In opening credits order:
- Adolphe Menjou as Louis XIII
- Mary MacLaren as Anne of Austria
- Nigel De Brulier as Cardinal Richelieu
- Thomas Holding as Duke of Buckingham
- Marguerite De La Motte as Constance Bonacieux
- Willis Robards as Captain de Treville
- Boyd Irwin as Comte de Rochefort
- Barbara La Marr as Milady de Winter
- Lon Poff as Father Joseph
- Walt Whitman as d'Artagnan's Father
- Sidney Franklin as Bonacieux
- Charles Belcher as Bernajoux
- Charles Stevens as Planchet
- Léon Bary as Athos
- George Siegmann as Porthos
- Eugene Pallette as Aramis
- Douglas Fairbanks as d'Artagnan

==Production==
The athletic Douglas Fairbanks was known for performing his own stunts.
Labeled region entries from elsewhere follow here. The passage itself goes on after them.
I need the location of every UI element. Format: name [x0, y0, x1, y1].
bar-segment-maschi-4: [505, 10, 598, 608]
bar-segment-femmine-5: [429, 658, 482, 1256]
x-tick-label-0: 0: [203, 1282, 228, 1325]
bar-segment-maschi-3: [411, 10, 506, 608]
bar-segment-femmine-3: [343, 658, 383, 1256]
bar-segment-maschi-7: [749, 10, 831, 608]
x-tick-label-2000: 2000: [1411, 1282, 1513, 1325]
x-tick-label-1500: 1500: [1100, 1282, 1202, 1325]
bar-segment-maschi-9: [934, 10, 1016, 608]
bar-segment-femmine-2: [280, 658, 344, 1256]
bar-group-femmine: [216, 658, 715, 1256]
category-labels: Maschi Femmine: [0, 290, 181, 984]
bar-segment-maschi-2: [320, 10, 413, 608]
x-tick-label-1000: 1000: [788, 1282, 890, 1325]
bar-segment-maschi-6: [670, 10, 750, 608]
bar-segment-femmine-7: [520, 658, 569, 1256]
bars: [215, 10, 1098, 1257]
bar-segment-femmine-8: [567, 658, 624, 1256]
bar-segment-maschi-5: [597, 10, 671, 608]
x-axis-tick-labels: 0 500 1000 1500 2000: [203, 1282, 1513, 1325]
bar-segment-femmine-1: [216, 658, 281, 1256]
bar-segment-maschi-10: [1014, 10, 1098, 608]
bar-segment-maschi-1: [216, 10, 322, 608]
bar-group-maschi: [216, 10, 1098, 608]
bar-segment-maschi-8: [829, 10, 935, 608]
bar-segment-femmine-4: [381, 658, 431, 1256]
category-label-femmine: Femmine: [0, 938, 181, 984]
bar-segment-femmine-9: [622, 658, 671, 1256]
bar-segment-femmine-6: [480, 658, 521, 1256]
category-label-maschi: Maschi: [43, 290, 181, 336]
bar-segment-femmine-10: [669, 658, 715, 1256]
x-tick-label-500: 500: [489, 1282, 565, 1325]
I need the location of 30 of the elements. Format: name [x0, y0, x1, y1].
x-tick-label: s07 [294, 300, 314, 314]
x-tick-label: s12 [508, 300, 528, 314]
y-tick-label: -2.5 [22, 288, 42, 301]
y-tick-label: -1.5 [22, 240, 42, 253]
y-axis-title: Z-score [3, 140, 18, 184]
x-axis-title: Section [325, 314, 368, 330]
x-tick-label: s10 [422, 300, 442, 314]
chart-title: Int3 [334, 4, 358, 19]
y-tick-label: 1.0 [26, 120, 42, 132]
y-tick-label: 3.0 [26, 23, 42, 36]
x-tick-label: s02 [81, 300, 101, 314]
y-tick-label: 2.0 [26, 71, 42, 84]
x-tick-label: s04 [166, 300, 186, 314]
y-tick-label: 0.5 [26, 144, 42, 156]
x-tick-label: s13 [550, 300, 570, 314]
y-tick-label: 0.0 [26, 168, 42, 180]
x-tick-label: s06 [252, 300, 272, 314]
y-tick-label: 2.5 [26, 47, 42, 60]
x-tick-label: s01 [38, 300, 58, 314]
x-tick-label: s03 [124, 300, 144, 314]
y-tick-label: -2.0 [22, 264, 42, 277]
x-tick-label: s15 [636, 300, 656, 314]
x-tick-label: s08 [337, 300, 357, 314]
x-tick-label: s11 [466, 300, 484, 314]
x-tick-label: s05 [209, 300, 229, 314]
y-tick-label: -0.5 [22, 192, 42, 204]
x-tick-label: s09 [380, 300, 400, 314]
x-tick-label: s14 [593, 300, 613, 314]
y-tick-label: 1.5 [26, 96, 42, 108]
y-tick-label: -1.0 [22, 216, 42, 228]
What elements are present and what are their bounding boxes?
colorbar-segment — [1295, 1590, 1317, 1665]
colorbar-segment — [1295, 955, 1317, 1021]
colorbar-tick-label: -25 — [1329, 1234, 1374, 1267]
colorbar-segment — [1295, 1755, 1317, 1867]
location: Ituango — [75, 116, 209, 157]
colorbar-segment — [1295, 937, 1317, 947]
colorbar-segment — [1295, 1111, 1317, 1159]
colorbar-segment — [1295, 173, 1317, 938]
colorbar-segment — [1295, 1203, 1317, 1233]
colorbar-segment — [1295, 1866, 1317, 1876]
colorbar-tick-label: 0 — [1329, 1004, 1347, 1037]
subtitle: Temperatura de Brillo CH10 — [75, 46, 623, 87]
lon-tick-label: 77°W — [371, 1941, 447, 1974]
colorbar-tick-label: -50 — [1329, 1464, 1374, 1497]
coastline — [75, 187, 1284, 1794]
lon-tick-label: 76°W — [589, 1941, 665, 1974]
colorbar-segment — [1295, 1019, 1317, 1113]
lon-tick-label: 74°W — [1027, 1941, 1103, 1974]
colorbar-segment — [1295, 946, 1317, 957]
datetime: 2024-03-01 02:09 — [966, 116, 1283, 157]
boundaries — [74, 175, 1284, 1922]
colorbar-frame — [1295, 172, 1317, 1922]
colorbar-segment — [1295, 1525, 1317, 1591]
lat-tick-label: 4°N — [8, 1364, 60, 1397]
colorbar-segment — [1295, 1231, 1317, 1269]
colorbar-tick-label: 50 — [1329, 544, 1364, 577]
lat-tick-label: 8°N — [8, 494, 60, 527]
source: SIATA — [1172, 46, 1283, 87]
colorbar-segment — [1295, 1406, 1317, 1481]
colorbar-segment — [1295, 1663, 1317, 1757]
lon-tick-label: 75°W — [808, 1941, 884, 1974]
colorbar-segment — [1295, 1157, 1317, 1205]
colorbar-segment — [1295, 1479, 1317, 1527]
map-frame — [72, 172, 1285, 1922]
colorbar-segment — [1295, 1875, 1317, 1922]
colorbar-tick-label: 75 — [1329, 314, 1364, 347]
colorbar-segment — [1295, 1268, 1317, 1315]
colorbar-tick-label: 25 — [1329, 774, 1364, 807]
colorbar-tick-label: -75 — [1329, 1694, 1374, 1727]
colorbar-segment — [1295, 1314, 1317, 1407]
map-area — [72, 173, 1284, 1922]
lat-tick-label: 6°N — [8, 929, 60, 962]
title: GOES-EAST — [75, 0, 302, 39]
His left-handed handspring balanced on a short dagger during one of the fight scenes is the most well-known from the picture, and is generally considered the most difficult of his career. Fairbanks biographer Jeffrey Vance enthuses, "The Three Musketeers was the first of the grand Fairbanks costume films, filled with exemplary production values and ornamentation. Indeed, one ornament extended beyond the film: Fairbanks wore d'Artagnan's moustache—cultivated for The Three Musketeers—to the end of his life. With The Three Musketeers, he at last found his metier and crystallized his celebrity and his cinema."

==Preservation status==
In April 1939, Fairbanks donated his entire film collection to the Museum of Modern Art (MoMA), including both a 35mm nitrate negative and a tinted positive print. The negative was duplicated in 1963, and this print was used for the restoration completed in May 2017 by MoMA, the San Francisco Silent Film Festival, and Film Preservation Society. MoMA and Image Protection Services also finished a color restoration in February 2021.